IDPs woes: Few doctors willing to volunteer for relief work

Campaign to find health workers for Bannu camp gets cold response.


Sehrish Wasif July 11, 2014

ISLAMABAD:


The Pakistan Institute of Medical Sciences (Pims) effort to sign on doctors and paramedics, and collect medicines for internally displaced persons (IDP) has elicited a cold response from medical practitioners and pharmaceutical companies.


The Pims administration set up a command and control centre ten days back to address poor health conditions and a massive shortage of health professionals for IDPs in Bannu.

Shaheed Zulfiqar Ali Bhutto University Vice Chancellor Prof Javed Akram said they set up the centre to register volunteer doctors, nurses and paramedics both from private and public hospitals to work in Bannu.

“Sadly, the centre has not received enough volunteers willing to serve in Bannu,” he said.

Dr Akram said there was no pre-existing healthcare infrastructure for IDPs in Bannu.

“The number of IDPs has crossed 800,000 and there are only 17 doctors available at Bannu District Headquarters (DHQ) Hospital,” he said.

Pims has dispatched a 62-member team comprising gynaecologists, paediatricians, general physicians, surgeons, nurses, paramedics and ancillary staff to Bannu.

Pims has also approached Polyclinic and the National Institute of Rehabilitative Medicine (NIRM) to register staffers willing to work in Bannu.

“So far, 12 nurses from Polyclinic have signed up.
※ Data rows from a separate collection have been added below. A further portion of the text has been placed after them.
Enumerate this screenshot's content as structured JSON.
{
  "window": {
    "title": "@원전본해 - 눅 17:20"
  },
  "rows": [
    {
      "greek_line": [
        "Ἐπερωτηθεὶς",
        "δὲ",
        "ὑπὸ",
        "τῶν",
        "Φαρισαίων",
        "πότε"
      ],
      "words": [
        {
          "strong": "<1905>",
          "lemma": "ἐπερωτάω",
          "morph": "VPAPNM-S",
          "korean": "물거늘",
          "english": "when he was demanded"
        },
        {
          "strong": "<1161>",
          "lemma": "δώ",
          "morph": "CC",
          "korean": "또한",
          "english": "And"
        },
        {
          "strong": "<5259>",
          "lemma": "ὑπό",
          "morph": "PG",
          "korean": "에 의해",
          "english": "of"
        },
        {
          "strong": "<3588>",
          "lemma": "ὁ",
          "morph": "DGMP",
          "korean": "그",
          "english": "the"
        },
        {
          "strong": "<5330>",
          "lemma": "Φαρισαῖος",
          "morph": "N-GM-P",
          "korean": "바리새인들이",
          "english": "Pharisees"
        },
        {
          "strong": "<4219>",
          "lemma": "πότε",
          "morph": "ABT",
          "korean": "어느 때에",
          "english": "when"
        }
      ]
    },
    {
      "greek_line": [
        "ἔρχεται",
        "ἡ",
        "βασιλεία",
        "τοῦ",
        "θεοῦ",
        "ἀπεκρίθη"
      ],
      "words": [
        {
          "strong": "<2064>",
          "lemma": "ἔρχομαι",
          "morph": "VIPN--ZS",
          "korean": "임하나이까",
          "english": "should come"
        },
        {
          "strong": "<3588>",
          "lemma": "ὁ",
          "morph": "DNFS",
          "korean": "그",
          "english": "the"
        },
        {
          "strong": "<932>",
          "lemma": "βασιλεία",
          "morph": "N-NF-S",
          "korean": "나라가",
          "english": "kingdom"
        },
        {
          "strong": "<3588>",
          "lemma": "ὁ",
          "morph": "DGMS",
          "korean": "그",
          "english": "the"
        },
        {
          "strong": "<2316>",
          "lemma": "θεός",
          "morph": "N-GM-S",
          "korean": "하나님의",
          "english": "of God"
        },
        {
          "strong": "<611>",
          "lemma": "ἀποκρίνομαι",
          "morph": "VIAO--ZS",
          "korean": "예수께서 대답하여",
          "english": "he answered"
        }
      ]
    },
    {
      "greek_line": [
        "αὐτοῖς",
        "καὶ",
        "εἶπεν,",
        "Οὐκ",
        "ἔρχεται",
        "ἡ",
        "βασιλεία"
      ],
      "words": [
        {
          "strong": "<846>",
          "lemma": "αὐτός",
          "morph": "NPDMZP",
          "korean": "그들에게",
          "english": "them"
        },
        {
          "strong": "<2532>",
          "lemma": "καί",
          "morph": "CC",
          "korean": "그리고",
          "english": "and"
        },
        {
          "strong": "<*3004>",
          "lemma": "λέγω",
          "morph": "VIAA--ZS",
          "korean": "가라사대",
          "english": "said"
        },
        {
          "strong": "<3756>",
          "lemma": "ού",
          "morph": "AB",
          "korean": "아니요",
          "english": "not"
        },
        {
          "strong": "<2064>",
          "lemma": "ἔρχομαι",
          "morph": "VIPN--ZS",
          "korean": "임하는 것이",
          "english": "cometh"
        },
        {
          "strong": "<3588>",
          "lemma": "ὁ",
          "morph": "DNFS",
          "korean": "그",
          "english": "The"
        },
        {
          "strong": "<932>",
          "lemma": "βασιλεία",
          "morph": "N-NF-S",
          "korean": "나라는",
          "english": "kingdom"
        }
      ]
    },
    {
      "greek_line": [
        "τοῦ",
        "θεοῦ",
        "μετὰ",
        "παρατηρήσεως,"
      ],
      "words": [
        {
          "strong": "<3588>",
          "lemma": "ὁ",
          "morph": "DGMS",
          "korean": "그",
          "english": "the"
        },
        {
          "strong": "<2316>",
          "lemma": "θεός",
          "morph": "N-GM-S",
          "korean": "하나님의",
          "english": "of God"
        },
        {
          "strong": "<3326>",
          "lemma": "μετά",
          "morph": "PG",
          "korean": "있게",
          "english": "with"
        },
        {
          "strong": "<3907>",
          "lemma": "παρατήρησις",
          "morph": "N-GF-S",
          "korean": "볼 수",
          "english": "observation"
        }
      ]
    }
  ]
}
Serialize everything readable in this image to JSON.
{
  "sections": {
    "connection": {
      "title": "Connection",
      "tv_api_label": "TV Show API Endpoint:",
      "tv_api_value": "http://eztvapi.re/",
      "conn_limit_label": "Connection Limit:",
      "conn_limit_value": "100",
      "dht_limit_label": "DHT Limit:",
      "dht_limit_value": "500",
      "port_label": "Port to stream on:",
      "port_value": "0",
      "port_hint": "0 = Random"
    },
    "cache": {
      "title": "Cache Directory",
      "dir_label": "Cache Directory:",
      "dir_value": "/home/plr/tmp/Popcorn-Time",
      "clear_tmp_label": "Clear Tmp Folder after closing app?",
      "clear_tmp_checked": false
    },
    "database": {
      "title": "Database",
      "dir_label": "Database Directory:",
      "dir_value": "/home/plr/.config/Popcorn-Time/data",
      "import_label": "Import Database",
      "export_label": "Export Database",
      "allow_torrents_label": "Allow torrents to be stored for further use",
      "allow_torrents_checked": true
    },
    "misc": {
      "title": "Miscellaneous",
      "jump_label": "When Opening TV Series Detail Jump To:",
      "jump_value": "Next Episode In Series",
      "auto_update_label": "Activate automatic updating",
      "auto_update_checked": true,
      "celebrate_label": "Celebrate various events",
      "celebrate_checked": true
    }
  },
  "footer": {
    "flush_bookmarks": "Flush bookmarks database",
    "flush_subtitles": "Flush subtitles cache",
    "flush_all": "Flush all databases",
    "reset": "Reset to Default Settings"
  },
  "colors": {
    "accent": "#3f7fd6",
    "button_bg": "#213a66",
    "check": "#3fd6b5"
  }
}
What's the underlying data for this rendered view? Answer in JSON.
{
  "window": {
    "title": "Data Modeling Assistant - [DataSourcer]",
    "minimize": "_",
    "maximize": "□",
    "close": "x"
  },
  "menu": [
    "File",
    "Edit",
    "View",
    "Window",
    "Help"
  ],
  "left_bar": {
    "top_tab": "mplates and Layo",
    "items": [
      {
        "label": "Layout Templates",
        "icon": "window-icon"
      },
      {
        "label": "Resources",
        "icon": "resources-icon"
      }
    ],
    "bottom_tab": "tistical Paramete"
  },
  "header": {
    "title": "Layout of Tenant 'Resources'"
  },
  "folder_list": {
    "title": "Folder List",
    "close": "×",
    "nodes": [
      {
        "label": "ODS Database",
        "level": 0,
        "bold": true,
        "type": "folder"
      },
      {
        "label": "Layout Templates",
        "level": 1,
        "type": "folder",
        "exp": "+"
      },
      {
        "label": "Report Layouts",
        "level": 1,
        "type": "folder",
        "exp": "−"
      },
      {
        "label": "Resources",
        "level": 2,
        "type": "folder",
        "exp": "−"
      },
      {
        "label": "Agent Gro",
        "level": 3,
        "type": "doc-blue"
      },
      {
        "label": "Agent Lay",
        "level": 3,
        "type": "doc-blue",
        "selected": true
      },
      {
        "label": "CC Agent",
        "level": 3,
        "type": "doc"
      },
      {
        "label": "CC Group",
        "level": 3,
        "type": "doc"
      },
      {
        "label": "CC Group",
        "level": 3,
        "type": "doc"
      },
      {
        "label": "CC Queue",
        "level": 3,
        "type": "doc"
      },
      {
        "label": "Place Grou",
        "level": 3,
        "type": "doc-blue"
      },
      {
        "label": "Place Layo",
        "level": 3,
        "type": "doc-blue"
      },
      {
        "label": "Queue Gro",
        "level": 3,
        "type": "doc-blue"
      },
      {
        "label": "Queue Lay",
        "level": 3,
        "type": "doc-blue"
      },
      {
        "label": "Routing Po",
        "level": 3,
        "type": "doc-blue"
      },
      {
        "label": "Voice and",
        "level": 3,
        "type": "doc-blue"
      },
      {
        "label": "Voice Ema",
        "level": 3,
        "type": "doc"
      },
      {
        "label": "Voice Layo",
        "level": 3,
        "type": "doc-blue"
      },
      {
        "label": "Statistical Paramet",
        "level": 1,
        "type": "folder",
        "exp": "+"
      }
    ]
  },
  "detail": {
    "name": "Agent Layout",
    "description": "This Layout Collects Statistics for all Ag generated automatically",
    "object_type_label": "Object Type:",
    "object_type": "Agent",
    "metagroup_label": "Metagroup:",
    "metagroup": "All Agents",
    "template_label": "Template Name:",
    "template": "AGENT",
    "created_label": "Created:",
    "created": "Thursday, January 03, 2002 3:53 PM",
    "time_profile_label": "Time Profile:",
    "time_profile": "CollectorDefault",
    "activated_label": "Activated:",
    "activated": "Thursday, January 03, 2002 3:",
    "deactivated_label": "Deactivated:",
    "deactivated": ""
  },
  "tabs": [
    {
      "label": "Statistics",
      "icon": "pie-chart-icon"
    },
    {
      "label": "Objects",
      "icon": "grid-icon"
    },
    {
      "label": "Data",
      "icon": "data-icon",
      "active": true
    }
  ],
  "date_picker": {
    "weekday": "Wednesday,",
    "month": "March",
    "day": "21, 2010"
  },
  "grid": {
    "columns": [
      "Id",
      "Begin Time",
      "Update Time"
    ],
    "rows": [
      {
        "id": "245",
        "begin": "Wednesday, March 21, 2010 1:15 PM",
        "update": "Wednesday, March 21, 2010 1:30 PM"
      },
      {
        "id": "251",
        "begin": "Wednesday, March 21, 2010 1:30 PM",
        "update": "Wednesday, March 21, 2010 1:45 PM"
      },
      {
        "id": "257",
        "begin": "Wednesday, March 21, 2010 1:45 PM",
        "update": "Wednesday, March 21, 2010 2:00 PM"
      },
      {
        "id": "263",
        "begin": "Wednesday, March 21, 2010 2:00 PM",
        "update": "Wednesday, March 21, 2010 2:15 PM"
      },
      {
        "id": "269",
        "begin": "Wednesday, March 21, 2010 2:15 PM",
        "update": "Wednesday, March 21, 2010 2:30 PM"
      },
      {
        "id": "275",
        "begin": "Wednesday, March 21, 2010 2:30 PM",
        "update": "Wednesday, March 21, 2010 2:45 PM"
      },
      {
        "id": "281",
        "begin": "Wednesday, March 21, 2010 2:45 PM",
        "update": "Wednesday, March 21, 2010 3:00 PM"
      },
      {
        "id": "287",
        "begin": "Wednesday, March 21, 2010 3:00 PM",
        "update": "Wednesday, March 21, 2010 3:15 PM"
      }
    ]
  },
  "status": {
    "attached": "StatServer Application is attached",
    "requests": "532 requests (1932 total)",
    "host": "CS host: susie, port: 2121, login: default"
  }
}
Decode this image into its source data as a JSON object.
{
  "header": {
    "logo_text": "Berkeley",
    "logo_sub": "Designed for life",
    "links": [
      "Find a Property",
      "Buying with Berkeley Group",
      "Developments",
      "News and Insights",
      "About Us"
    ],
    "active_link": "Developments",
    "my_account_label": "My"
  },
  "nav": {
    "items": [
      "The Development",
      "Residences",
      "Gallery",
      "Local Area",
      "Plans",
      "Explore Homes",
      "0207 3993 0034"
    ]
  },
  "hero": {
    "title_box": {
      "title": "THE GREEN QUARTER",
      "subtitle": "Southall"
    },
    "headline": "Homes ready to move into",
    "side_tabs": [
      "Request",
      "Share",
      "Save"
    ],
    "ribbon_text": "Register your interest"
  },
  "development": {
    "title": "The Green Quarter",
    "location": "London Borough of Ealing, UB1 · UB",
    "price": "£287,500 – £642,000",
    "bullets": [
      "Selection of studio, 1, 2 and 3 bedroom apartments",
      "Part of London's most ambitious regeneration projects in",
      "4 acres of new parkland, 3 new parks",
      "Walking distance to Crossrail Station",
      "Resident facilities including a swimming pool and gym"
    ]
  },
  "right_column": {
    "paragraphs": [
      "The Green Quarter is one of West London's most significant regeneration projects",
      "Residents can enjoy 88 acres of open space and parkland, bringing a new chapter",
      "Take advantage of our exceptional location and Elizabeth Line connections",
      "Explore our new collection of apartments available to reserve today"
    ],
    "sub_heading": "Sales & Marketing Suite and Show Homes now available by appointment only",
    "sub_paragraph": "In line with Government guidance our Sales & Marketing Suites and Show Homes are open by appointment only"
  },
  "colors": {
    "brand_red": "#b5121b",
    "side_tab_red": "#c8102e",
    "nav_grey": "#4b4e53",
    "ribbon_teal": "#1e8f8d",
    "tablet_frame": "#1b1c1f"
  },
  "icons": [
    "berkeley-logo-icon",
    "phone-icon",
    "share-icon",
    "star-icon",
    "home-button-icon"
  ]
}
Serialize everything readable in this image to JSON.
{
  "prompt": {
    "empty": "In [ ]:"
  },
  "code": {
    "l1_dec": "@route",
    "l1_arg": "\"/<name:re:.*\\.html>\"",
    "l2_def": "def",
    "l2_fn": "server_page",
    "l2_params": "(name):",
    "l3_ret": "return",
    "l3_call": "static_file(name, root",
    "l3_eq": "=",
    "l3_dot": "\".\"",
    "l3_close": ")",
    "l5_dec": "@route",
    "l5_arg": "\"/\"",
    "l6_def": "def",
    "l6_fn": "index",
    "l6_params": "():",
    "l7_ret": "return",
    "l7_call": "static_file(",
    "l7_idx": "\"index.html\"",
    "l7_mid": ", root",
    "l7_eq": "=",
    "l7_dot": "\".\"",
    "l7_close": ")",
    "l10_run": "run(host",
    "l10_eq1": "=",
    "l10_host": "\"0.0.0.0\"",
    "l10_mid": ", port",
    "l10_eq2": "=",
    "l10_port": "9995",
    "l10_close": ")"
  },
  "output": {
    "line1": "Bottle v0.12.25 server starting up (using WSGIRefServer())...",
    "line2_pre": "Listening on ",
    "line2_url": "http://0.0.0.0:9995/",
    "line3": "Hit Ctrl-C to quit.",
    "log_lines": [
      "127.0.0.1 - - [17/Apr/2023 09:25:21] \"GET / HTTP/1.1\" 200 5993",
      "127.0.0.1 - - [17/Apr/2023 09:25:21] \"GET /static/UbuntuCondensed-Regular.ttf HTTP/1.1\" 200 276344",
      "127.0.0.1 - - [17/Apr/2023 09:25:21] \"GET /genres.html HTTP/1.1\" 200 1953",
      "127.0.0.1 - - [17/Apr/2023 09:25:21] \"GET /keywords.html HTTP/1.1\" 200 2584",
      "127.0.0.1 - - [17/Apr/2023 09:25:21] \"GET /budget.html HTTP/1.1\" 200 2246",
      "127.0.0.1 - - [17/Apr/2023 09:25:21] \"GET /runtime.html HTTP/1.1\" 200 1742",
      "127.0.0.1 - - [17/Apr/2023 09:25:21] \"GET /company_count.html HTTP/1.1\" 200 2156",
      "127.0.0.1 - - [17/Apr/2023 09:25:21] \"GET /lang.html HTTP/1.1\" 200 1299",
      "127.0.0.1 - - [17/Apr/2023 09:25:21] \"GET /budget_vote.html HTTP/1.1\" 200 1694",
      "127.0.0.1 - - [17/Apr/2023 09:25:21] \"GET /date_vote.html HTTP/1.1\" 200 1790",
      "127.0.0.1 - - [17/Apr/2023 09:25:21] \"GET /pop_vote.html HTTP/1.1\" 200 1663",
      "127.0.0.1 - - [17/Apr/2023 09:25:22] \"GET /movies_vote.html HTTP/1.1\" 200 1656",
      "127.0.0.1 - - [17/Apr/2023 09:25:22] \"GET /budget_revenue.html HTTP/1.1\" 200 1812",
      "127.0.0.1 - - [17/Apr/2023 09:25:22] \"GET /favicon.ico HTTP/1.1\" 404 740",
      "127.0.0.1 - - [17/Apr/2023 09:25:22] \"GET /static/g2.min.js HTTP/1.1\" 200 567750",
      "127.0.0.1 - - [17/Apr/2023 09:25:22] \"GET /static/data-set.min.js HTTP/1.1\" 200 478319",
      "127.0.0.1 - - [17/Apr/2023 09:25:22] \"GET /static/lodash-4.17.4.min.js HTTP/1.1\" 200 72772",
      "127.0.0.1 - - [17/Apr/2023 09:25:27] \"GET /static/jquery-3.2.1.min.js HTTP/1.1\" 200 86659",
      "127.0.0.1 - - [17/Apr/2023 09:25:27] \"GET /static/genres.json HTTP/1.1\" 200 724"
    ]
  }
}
It is a positive sign but it doesn’t fulfil the need,” said Akram, adding that the Pims team in Bannu has carried out 39 deliveries including c-sections so far.

“There is a huge shortage of medicine at Bannu DHQ, but so far, very few pharmaceutical companies have joined hands with Pims to help alleviate the crisis.”

“We fear that the poor response will lead to the closure of our centre and the health facilities we are providing in Bannu,” he said.

Pims’s coordinator Dr Asfandyar Khan, who is working at the Pims camp in Bannu DHQ, told The Express Tribune that DHQ hospital is overburdened and short of medicine.

He said a large number of displaced women are facing various kinds of gynaecological issues but there is only one gynaecologist at DHQ to deal with them.

“One of the major challenges is that women are often unwilling to be checked by [qualified] male doctors,” said Khan. Pims has sent five gynaecologists to Bannu, but even nurses are being forced to deal with gynaecological cases to lessen the burden.

He added that the IDP camp is at a great distance from DHQ and there is a need for a more reliable method of transporting patients to and from the camp.

Khan said most of the displaced women are severely anaemic, malnourished and have complications during delivery.

Moreover, there is an outbreak of gastroenteritis among children and many are suffering from skin disease, scabies, chest infections and heat-stroke, while “a few” measles cases have also been detected.

The Pims coordinator said they treated 1,200 patients and carried out five major surgeries during the last five days.

“We are trying to move our [two] mobile hospitals closer to the IDP camp so that the displaced population have quicker access to healthcare services,” he said.

Published in The Express Tribune, July 11th, 2014.